The research team has scrutinized the existing scientific data from CERN about the new found particle and published their analysis in the journal Physical Review D. A member of this team is Mads Toudal Frandsen, an associate professor at the Center for Cosmology and Particle Physics Phenomenology, Department of Physics, Chemistry and Pharmacy at the Univ. of Southern Denmark.

Frandsen said

The CERN data is generally taken as evidence that the particle is the Higgs particle. It is true that the Higgs particle can explain the data but there can be other explanations, we would also get this data from other particles. The current data is not precise enough to determine exactly what the particle is. It could be a number of other known particles.

What was it, then?

But, if it wasn’t the Higgs particle that was found in CERN’s particle accelerator, then what was it? Frandsen elaborates,

We believe that it may be a so-called techni-higgs particle. This particle is in some ways similar to the Higgs particle and  hence half of the name

Although the techni-higgs particle and Higgs particle can easily be confused in experiments, they are two very different particles belonging to two very different theories of how the universe was created.

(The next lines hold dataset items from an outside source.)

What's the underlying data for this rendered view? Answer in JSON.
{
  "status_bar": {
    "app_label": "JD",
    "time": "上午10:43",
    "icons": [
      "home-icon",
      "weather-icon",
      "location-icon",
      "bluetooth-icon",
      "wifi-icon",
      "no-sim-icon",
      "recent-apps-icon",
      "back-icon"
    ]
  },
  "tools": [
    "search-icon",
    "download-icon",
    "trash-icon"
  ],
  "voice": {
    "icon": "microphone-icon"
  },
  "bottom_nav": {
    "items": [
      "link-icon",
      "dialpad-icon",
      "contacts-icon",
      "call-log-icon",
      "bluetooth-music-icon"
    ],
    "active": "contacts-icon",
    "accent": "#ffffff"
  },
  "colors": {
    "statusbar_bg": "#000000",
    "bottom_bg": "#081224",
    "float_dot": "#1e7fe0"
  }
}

The Higgs particle is the missing piece in the theory called the Standard Model. This theory describes the three of four forces of nature. But it does not explain what dark matter is- the substance that makes up most of the universe. A techni-higgs particle, if it exists, is a completely different thing.

If techni-quarks exist, there must be a force to bind them together so that they can form particles. None of the four known forces of nature (gravity, the electromagnetic force, the weak nuclear force and the strong nuclear force) are much good at binding techni-quarks together. Therefore there must be a yet undiscovered force of nature. This force is called the technicolor force.